Computable Definitions of HPO Terms

Unless we instruct the computer otherwise, there is no implication that an HPO term such as Cerebral calcification is somehow related to the human brain. The HPO term can be related to other terms in the ontology by subclass relations, but it is not explicitly related to concepts from anatomy, histology, pathology, biochemistry, and cellular physiology. For this reason, a consortium including Sandra Dölken, Sebastian Köhler, and Peter N Robinson from the Institute of Human Genetics and Medical Genetics of the Charité Berlin, Chris Mungall and Suzi Lewis from the Berkely Bioinformatics Open Source Projects group, Barbara Ruef and Monte Westerfield from the Zebrafish Model Organism Database (ZFIN), and Melissa Haendel, Nicole Vasilevsky and Mark Engelstad from the Oregon Health & Science University has joined forces to develop computer-readable logical definitions of HPO terms that will allow human phenotypic abnormalities to be related to entities from anatomy, pathology, physiology, biochemistry, and other areas.
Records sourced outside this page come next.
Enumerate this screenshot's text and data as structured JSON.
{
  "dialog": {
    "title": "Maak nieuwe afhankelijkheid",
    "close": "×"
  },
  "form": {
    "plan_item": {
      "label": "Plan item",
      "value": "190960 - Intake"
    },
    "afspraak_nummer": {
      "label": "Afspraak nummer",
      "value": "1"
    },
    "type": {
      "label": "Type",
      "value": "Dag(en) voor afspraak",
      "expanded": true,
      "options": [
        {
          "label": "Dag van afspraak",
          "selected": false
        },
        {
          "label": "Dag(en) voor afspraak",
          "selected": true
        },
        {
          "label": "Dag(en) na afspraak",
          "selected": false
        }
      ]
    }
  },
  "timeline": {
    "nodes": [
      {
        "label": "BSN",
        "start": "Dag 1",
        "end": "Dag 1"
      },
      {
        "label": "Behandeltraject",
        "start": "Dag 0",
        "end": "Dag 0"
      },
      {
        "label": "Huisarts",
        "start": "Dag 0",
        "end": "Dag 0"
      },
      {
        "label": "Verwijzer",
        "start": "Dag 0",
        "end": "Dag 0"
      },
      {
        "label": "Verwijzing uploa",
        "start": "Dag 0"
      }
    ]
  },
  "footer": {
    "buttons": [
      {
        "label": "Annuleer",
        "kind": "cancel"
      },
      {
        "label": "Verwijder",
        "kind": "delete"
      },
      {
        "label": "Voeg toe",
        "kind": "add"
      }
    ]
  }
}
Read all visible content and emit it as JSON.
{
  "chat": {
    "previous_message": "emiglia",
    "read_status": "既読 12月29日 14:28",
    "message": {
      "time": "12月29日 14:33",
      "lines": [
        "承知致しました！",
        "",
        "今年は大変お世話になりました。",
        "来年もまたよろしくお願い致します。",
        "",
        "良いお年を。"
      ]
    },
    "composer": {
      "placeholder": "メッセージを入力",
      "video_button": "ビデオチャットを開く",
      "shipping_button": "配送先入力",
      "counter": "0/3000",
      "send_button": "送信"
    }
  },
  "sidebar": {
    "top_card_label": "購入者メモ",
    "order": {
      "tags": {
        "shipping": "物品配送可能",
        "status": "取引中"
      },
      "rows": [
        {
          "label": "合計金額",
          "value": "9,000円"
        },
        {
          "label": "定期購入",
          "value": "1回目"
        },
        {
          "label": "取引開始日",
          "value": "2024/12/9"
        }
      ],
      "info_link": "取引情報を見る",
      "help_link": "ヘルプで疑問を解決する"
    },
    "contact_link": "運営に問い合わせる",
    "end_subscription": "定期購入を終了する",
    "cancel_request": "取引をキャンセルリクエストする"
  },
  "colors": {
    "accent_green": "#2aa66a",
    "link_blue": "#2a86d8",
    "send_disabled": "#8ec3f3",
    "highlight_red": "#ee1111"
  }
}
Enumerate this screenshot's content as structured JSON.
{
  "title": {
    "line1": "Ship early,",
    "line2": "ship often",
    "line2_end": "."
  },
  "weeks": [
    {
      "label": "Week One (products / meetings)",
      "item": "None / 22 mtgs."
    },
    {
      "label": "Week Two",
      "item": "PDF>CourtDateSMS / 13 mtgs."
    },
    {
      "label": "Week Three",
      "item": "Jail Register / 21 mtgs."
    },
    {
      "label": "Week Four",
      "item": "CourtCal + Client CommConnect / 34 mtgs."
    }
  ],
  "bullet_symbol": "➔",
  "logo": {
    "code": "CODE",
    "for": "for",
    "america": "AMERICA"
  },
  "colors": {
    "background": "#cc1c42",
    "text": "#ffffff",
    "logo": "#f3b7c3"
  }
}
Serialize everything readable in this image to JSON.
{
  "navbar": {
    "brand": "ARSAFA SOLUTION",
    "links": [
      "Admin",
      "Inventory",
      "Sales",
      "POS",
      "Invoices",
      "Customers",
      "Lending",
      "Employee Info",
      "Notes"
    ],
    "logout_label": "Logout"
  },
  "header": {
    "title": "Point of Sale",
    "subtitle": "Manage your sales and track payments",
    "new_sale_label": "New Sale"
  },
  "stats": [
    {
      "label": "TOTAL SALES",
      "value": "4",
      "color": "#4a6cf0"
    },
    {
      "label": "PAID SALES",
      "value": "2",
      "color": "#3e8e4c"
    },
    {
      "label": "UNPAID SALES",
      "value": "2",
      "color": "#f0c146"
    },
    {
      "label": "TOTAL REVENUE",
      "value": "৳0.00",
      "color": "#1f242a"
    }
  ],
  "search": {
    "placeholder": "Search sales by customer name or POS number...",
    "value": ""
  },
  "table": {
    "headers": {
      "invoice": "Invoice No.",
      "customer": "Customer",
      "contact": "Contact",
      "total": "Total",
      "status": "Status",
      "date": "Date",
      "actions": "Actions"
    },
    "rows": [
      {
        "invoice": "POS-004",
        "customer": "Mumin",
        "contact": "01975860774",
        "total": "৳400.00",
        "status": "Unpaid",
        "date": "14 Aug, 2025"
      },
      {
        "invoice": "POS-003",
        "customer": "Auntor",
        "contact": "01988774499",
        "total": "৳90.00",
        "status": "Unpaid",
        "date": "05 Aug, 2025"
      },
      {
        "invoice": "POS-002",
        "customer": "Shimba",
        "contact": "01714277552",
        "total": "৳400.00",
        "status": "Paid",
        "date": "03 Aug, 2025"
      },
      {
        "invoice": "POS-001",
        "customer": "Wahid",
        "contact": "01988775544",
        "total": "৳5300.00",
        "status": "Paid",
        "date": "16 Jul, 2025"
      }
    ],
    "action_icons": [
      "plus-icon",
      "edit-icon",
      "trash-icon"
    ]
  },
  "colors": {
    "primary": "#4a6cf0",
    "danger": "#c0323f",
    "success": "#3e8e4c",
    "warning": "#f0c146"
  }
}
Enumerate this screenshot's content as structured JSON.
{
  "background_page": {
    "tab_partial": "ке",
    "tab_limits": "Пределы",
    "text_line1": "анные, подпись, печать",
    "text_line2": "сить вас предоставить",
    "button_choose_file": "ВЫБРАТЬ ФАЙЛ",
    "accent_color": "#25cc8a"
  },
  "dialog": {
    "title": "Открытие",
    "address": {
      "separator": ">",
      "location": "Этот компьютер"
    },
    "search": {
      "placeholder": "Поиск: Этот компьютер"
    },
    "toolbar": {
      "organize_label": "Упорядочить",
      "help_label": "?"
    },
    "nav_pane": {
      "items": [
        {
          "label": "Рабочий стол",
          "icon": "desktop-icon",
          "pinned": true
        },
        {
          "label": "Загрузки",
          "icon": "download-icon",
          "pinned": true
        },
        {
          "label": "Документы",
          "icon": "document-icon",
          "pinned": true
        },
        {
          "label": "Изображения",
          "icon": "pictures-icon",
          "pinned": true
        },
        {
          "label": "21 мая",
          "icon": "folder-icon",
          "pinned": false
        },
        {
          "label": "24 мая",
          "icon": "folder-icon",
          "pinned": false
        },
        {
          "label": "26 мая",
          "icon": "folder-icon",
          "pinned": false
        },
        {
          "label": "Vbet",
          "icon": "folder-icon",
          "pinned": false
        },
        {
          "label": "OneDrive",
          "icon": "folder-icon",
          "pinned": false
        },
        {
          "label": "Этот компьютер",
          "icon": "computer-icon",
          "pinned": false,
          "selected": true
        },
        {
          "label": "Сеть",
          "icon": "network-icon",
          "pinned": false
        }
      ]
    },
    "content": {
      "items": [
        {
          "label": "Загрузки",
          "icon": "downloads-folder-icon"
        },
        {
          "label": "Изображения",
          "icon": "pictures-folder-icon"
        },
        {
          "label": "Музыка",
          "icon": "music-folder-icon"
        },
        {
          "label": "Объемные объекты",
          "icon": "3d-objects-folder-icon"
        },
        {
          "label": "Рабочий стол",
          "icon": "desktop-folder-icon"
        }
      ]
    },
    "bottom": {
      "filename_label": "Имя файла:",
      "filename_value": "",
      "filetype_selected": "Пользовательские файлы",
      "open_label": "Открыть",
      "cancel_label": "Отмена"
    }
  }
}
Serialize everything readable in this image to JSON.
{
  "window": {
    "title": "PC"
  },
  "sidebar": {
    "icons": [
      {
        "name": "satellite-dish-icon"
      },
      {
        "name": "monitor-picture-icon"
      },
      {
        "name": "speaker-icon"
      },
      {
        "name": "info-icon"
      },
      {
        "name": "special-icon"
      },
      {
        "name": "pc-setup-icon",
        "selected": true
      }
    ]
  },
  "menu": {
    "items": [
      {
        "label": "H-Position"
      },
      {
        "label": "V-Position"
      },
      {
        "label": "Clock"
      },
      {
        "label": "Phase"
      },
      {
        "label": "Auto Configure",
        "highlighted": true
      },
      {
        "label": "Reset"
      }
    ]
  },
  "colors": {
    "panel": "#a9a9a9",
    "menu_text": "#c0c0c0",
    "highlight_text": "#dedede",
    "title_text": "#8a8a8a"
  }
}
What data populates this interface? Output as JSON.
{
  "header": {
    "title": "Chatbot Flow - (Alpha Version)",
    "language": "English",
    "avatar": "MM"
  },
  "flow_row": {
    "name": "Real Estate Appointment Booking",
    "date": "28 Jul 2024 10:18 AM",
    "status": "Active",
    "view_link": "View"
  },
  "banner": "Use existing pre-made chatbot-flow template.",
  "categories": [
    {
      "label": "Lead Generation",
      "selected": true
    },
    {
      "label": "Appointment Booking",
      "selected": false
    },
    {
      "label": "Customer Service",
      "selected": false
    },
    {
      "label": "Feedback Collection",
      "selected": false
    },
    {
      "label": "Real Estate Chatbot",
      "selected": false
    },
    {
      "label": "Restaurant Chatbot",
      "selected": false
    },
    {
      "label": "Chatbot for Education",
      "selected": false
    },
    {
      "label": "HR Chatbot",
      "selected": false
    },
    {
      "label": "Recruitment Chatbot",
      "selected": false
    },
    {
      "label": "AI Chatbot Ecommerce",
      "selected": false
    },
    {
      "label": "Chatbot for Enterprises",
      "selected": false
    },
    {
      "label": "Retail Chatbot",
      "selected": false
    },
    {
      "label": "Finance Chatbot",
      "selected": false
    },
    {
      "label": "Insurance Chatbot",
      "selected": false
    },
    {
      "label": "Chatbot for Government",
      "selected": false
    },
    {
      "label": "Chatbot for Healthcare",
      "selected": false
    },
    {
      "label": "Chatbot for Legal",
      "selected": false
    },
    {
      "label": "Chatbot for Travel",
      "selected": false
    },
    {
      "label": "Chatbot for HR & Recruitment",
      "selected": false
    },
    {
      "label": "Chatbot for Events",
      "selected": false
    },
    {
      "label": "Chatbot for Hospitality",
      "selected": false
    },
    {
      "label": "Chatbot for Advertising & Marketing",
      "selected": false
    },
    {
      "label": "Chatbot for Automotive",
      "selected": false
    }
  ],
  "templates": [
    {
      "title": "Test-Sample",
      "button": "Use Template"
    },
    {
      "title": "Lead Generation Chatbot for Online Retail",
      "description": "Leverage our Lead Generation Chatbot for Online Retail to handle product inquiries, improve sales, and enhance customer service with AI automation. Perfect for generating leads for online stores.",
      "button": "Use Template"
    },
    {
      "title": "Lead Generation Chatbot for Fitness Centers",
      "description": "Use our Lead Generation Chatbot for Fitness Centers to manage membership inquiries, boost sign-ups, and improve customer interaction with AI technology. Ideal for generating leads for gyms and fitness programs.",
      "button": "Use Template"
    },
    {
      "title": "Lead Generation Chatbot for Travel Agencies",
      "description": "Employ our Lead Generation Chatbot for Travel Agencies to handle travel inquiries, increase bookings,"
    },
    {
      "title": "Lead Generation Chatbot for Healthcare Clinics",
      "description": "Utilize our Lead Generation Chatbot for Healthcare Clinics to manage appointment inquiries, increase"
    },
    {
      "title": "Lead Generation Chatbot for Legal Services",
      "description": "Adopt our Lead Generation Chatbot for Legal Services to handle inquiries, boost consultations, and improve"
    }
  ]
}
We are creating the definitions using the Phenotypic Quality Ontology (PATO). We logically define phenotypes by stating that classes in the HPO are logically equivalent to Entity/Quality descriptions, with each such description consisting of the following elements: Q, the type of quality (characteristic) that the genotype affects; E, the type of entity that bears the quality; E2, an additional optional entity type, for relational qualities; M, a modifier. The basic methodology has been described in this paper.